Alle Olimpiadi di Londra 2012, uno degli eventi olimpici più discussi dai brasiliani è stato il ritiro di Fabiana Maurer, che si è rifiutata di saltare perché c’era troppo vento, una situazione che considerava pericolosa. “Sono stata chiamata debole”, ha detto Fabiana alla rivista VEJA. “Hanno detto che avrei dovuto farmi male invece di non saltare.” I brasiliani hanno persino scelto una parola per tradurre risultati sportivi scadenti: giallo. Fabiana è entrata in questa lista, insieme a tante altre. Anche a Londra, il ginnasta Diego Hippolito era il favorito del volteggio, ma si sbagliava nella sua presentazione. Hippolyto si è concluso a Rio 2016, conquistando la medaglia d’argento.
La domanda ora è se il ritiro dei grandi eventi fungerà da tendenza. A maggio, la tennista giapponese Naomi Osaka, che ha acceso l’Olocausto olimpico, ha segnalato la sua depressione per rinunciare al torneo Roland Garros. A Tokyo, Osaka è stata eliminata al terzo turno della competizione. La depressione non è una novità tra gli atleti. Michael Phelps, il più grande nuotatore di tutti i tempi, ha ammesso di avere pensieri suicidi. Il tennista Andre Agassi ha assunto metanfetamine per alleviare lo stress delle partite. Quello che è recente è il fatto che gli atleti si arrendono nel bel mezzo delle competizioni, come hanno fatto Biles e Osaka.

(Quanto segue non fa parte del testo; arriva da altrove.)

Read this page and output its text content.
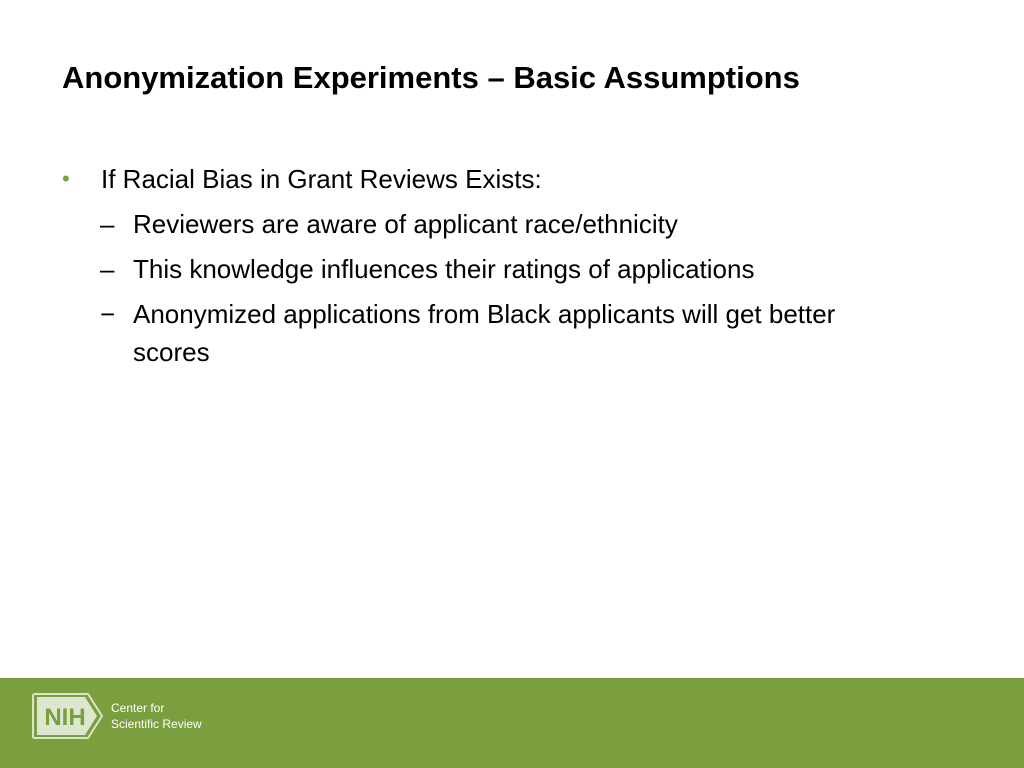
Anonymization Experiments – Basic Assumptions
• If Racial Bias in Grant Reviews Exists:
– Reviewers are aware of applicant race/ethnicity
– This knowledge influences their ratings of applications
− Anonymized applications from Black applicants will get better scores
NIH Center for
Scientific Review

Bisogna considerare che le nuove generazioni sono sottoposte a un peso in più: i social network. “La pressione per esibirsi è peggiorata”, afferma lo psichiatra Victor Begili. “I media digitali rafforzano quella che chiamiamo positività tossica: una persona ha sempre bisogno di essere buona”. I surfisti Italo Ferreira, oro a Tokyo, e Gabriel Medina, quarto, sono un quadro di comportamenti opposti in rete. Sebbene Italo abbia milioni di follower, è stato conservatore durante i conflitti nei giochi. City ha visto sua moglie, la modella Yasmine Brunet, maledire i giudici e non ha obiettato ai sermoni del suo compagno. Italo ha fatto la storia. Ho lasciato Medina senza medaglia.
Infine, il gesto di Bills, forse il segno più grande delle Olimpiadi di Tokyo, è stato il gesto più potente che un atleta abbia mai compiuto per opporsi all’impossibile ideale di perfezione. Lo scrittore italiano Primo Levi, sopravvissuto al campo di sterminio nazista, ha scritto: “Prima o poi nella vita, ognuno di noi si rende conto che la felicità perfetta non può essere raggiunta”. Biles, Rebecca, Risa, Italo e molti altri sono ancora straordinari come una volta. La differenza è che ora sono noti per essere umani, dopotutto.